Por Ricardo Teixeira
A adaptação do nosso corpo ao frio envolve mecanismos neurológicos, que influenciam nosso sistema endocrinológico e vascular, mas é claro que também envolve mecanismos comportamentais, como tirar do armário aquele cobertor que só usamos algumas vezes no ano.
Vários fatores determinam a regulação do frio em um determinado indivíduo: idade, sexo, preparo físico, quantidade de gordura corporal. Até mesmo o tipo de personalidade do indivíduo pode influenciar: extrovertidos reagem mais ao desconforto do frio com maior aumento da pressão arterial e secreção de noradrenalina. Doenças sistêmicas e medicações também podem afetar a resposta individual ao frio.
Do ponto de vista de desempenho físico, o frio prejudica a função muscular em exercícios dinâmicos. Já em exercícios estáticos (isométricos), o frio não influencia tanto, e ao contrário, pode até aumentar a resistência muscular. Um recente estudo revelou associação entre o frio e a capacidade de equilíbrio, possivelmente por reduzir a eficiência de nossas ;antenas; que regulam nosso balanço. E o nosso cérebro?
Sabemos que tanto o frio como o calor exagerados podem influenciar negativamente nossas habilidades mentais, e um balanço geral dos estudos existentes sugere que o frio tende a atrapalhar mais. Entretanto, alguns estudos também nos mostram que o frio leve / moderado pode melhorar nosso desempenho intelectual.
Duas principais teorias explicam o efeito do frio sobre nossas habilidades cognitivas. A primeira é a do ;efeito distração; que o desconforto associado ao frio pode causar, ao desviar nossa atenção da tarefa que estamos efetuando. A outra teoria defende a idéia de que o frio leve / moderado deixa-nos mais acordados, e o maior estado de vigília permite um melhor desempenho do nosso cérebro.
Evidências neurofisiológicas apóiam essa hipótese, ao mostrar que a atividade elétrica cerebral no frio leve / moderado é mais ;esperta;. O frio pode reduzir nosso nível de vigília, nossa concentração e memória de curto prazo, entre outras funções cognitivas, especialmente em temperaturas abaixo de 10o C. No caso de hipotermia, ou seja, em situações de frio extremo em que a temperatura corporal chega a níveis inferiores a 35o C, pode-se observar sintomas de confusão mental e redução da vigília. O efeito do inverno sobre nosso comportamento também pode ter uma parcela de contribuição do fator luminosidade.

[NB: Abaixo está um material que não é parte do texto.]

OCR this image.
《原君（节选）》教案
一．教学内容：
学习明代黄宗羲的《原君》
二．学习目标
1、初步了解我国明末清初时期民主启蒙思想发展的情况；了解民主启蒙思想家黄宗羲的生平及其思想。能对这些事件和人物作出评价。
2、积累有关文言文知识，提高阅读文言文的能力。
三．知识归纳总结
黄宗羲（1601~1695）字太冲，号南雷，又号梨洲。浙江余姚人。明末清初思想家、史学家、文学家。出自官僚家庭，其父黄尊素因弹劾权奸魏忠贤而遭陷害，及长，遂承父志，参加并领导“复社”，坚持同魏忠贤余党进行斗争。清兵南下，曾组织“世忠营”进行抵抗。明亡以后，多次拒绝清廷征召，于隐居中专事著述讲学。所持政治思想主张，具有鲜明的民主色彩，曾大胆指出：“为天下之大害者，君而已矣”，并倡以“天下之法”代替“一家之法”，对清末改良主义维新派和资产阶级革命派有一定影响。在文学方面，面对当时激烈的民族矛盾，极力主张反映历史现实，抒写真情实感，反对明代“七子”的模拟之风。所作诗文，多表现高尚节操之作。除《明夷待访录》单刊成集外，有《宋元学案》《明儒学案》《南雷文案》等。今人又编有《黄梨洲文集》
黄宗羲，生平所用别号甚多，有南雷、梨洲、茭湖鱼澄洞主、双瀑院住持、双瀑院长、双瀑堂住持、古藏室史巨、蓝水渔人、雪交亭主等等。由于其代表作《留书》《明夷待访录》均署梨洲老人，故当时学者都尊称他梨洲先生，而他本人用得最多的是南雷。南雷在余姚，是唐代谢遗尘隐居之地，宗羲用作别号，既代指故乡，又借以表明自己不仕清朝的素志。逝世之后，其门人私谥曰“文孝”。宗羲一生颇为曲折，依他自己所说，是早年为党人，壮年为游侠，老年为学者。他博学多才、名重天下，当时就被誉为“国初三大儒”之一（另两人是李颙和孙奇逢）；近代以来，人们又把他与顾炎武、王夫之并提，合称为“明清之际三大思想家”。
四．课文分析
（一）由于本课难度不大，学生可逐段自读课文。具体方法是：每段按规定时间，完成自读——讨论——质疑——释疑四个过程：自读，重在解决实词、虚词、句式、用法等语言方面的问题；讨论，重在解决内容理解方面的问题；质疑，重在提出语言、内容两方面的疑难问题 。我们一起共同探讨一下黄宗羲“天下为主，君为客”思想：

Em países muito ao sul ou muito ao norte, o inverno vem acompanhado de pouca luz por conta de dias muito curtos, fenômeno que é bem reconhecido como fator que aumenta a freqüência de sintomas depressivos nessa estação. E depressão é igual a cérebro menos eficiente. Há evidências também que as concentrações dos hormônios da tiróide estão reduzidas em invernos rigorosos. E hormônios da tiróide são combustíveis importantes para o cérebro.
Até o momento, a melhor dica para nosso cérebro curtir o frio com boa performance é a de nos agasalharmos bem para não ficarmos distraídos com o desconforto do frio. No ambiente de trabalho, o ar condicionado simulando uma câmara frigorífica pode ser um fator de distração. Viver o inverno sem ficarmos lembrando que está frio pode até deixar o cérebro mais ligado. Um cafezinho vai muito bem também.
* Dr Ricardo é doutor em neurologia pela Unicamp e diretor clínico do Instituto do Cérebro de Brasília.